À l’issue des échanges, plusieurs décisions importantes ont été adoptées. Les communautés locales ont convenu de procéder au recrutement d’enseignants. Chaque village devra s’assurer de la présence d’au moins un enseignant volontaire ou contractuel, dont le choix sera validé par les Comités de Gestion. En partenariat avec l’Inspection Pédagogique de l’Enseignement Primaire (IPEP), les rémunérations seront prises en charge par la communauté, avec un salaire minimum équivalent au salaire minimum interprofessionnel garanti (SMIG).
Dans un effort de mobilisation, une campagne sera également lancée pour encourager les parents à favoriser la scolarisation de leurs enfants. Cette initiative vise à garantir un retour massif des élèves en classe lors de la réouverture des établissements. Un comité local a été formé pour superviser le suivi et l’évaluation des décisions mises en place, en produisant des rapports mensuels sur l’état des activités pédagogiques.
Malick Ali Awich, à la fin de la réunion, a salué l’engagement des communautés locales, déclarant que "ce que nous avons fait aujourd’hui montre que les solutions viennent aussi de la base.
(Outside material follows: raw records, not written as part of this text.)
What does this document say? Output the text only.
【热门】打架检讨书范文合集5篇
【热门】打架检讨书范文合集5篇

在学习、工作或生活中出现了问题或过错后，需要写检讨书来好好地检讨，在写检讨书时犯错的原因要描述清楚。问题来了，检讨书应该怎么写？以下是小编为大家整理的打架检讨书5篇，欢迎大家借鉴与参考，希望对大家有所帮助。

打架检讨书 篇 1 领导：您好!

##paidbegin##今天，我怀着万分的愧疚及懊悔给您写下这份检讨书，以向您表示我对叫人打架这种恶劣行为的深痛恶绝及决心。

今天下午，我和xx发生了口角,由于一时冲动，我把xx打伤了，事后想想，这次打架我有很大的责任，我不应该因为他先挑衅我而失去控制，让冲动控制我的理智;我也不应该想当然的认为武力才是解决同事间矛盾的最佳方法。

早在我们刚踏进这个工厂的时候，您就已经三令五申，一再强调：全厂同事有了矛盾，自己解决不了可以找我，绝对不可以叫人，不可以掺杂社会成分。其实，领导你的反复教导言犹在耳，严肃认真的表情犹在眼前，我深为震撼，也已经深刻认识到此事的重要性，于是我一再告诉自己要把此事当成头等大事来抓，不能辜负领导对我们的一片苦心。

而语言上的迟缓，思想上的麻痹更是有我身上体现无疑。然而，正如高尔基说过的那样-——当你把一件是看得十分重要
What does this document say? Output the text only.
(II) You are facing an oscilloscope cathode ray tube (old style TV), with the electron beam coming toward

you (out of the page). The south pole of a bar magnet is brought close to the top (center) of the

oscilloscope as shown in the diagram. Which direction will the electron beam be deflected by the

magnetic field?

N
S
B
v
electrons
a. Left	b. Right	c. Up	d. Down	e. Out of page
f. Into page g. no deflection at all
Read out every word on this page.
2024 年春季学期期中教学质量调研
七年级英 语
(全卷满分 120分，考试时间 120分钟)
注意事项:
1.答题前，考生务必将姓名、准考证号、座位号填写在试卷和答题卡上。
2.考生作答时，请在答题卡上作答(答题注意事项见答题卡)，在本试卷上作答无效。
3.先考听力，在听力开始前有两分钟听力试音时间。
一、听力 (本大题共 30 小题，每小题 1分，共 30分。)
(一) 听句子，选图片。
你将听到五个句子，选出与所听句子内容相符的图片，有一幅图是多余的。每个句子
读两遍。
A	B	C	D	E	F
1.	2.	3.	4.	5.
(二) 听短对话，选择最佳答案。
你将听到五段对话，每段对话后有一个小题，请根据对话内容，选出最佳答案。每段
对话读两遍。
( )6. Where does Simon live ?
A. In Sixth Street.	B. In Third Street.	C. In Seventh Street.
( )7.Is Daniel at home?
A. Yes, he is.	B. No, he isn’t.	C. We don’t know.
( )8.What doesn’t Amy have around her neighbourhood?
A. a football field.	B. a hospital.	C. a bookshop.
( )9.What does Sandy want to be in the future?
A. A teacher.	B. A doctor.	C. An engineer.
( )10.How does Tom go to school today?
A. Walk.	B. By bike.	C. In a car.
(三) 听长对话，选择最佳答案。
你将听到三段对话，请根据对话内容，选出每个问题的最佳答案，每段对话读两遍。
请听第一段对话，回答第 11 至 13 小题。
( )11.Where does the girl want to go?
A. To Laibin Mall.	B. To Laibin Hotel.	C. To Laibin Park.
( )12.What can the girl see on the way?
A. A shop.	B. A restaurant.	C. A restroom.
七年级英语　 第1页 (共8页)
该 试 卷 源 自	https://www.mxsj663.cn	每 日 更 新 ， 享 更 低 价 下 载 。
C’est ensemble que nous sauverons l’éducation de nos enfants." Cette déclaration témoigne d’une prise de conscience collective et d’une volonté d’agir pour l’éducation des jeunes.
Ce mouvement collectif apporte une lueur d’espoir pour l’éducation à Mirer, reflétant la détermination des acteurs locaux à investir dans l’avenir éducatif des générations futures. La réunion de Mirer s’inscrit dans un contexte plus large de préoccupations concernant l’accès à l’éducation au sein de la région. La communauté, unie par un objectif commun, aspire à transformer cette crise en une opportunité de renaissance éducative pour ses enfants.